Not surprisingly, a great swath of Texas history is interwoven with the rising and falling fortunes of cattlemen, and the author puts together a detailed picture of the industry as it emerged there in the mid-19th century, foundered during the Civil War, and then flourished as the railheads worked west into Kansas. But the cattle drives from Texas to cow-towns like Abilene were only some of the many that the century witnessed, as herds were driven in various directions, sometimes by west-bound settlers on the Oregon Trail, or often to meet the sudden demand for beef wherever there were gold strikes. The author provides accounts of many of these, illustrated with maps.
There are many black and white period photographs in the book, which challenge the back-lot Hollywood imagery that readers are likely to have of the West. There are also informative illustrations, like that of the early western bridle called a jáquima by the Spanish-speaking vaqueros, later anglicized to "hackamore" by their American counterparts.
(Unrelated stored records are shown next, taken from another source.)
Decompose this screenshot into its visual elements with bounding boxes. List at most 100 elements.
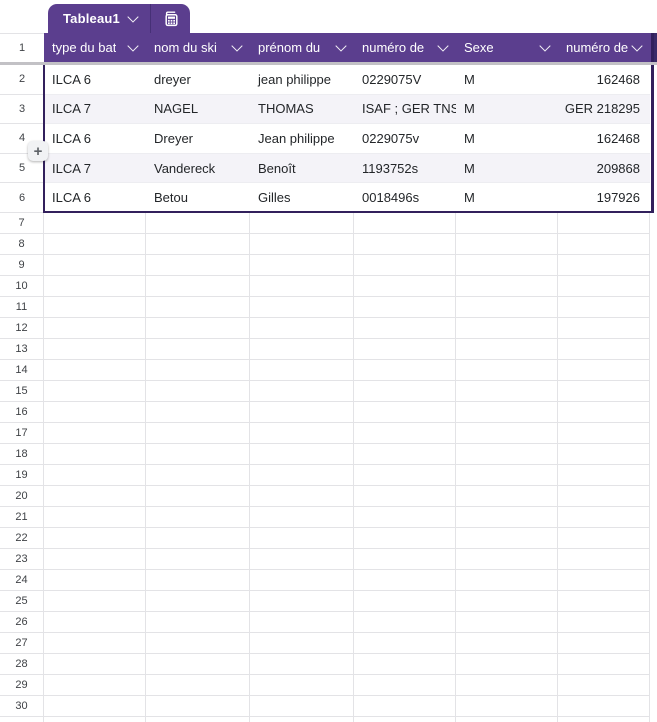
chevron-down-icon[interactable] [231,39,243,52]
add-row-button[interactable]: + [28,141,48,161]
cell[interactable] [456,296,558,318]
cell[interactable] [44,569,146,591]
cell[interactable]: ILCA 7 [44,95,146,124]
cell[interactable] [250,233,354,255]
cell[interactable] [354,233,456,255]
cell[interactable] [354,212,456,234]
cell[interactable] [250,359,354,381]
cell[interactable] [146,464,250,486]
cell[interactable]: ILCA 6 [44,65,146,94]
cell[interactable] [44,275,146,297]
cell[interactable] [558,485,650,507]
cell[interactable]: 0018496s [354,183,456,212]
cell[interactable] [250,590,354,612]
cell[interactable]: 0229075V [354,65,456,94]
cell[interactable] [354,548,456,570]
cell[interactable] [558,275,650,297]
cell[interactable] [558,716,650,722]
cell[interactable]: M [456,95,558,124]
cell[interactable] [558,632,650,654]
cell[interactable] [558,506,650,528]
cell[interactable]: Vandereck [146,154,250,183]
cell[interactable] [456,527,558,549]
cell[interactable] [146,632,250,654]
cell[interactable] [456,695,558,717]
cell[interactable] [558,317,650,339]
cell[interactable]: M [456,124,558,153]
cell[interactable] [558,380,650,402]
cell[interactable] [146,443,250,465]
cell[interactable] [250,275,354,297]
cell[interactable] [558,254,650,276]
chevron-down-icon[interactable] [127,39,139,52]
row-number[interactable]: 23 [0,548,44,570]
cell[interactable] [558,422,650,444]
cell[interactable] [44,527,146,549]
cell[interactable] [558,653,650,675]
cell[interactable]: 197926 [558,183,650,212]
cell[interactable] [146,548,250,570]
cell[interactable] [44,695,146,717]
cell[interactable] [146,695,250,717]
cell[interactable] [146,380,250,402]
cell[interactable] [558,569,650,591]
cell[interactable] [44,254,146,276]
cell[interactable] [558,548,650,570]
column-header-3[interactable]: prénom du [250,33,354,62]
cell[interactable]: dreyer [146,65,250,94]
cell[interactable] [354,338,456,360]
cell[interactable] [44,653,146,675]
cell[interactable]: Jean philippe [250,124,354,153]
cell[interactable] [456,401,558,423]
cell[interactable] [146,653,250,675]
cell[interactable] [456,317,558,339]
cell[interactable]: 162468 [558,65,650,94]
cell[interactable] [354,317,456,339]
cell[interactable] [44,485,146,507]
row-number[interactable]: 8 [0,233,44,255]
cell[interactable] [250,317,354,339]
row-number[interactable]: 11 [0,296,44,318]
cell[interactable] [354,590,456,612]
cell[interactable] [44,422,146,444]
cell[interactable]: M [456,65,558,94]
cell[interactable] [250,611,354,633]
cell[interactable] [354,674,456,696]
column-header-1[interactable]: type du bat [44,33,146,62]
row-number[interactable]: 20 [0,485,44,507]
cell[interactable]: GER 218295 [558,95,650,124]
row-number[interactable]: 22 [0,527,44,549]
cell[interactable]: M [456,183,558,212]
row-number[interactable]: 19 [0,464,44,486]
cell[interactable] [44,548,146,570]
row-number[interactable]: 3 [0,94,44,125]
column-header-6[interactable]: numéro de [558,33,650,62]
cell[interactable] [354,506,456,528]
cell[interactable] [146,338,250,360]
row-number[interactable]: 29 [0,674,44,696]
cell[interactable] [44,632,146,654]
row-number[interactable]: 13 [0,338,44,360]
cell[interactable] [44,611,146,633]
cell[interactable] [354,275,456,297]
cell[interactable] [44,359,146,381]
chevron-down-icon[interactable] [437,39,449,52]
column-header-4[interactable]: numéro de [354,33,456,62]
cell[interactable] [456,275,558,297]
cell[interactable] [456,443,558,465]
cell[interactable] [250,674,354,696]
cell[interactable] [558,464,650,486]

The reader learns of many words flowing from Spanish into English, including "ranch," from the Spanish "rancho." The meanings of Spanish words like "hacienda" (a place where work is done) are also clarified. There are also illustrations of how to throw ropes in different ways to catch cattle and horses, how to dally a rope around a saddle horn, and the design of various kinds of barbed wire.
One chapter, "Bunkhouse Culture," is devoted to describing the fraternity of young men, mostly from the South, who came to be the Texas "cow-boys" that eventually emerged as the mythic figures on horseback that excited popular imagination. The author describes the unspoken "code" that bound them together and notes their quick passing from history as long-range drovers when barbed wire brought an end to the open range starting in the 1870s. About the same time, ranching as a corporate enterprise transformed the old conditions of loyalty between cowman and cowboy that characterized the earlier years. And so 400 years of history drew to a close.
At 300+ pages, plus another 50 of notes and an index, the book is not a quick page-turner. It reads instead like a very informative and often entertaining textbook on its subject, drawing heavily on contemporary accounts from diaries, journals, and newspapers. Doing so, it brings the past to life with people, personalities, and arresting incidents. I'm happy to recommend this book to anyone with an interest in the American West, the origins and development of the cattle industry, and the interplay between cattle, politics, economics, and social history.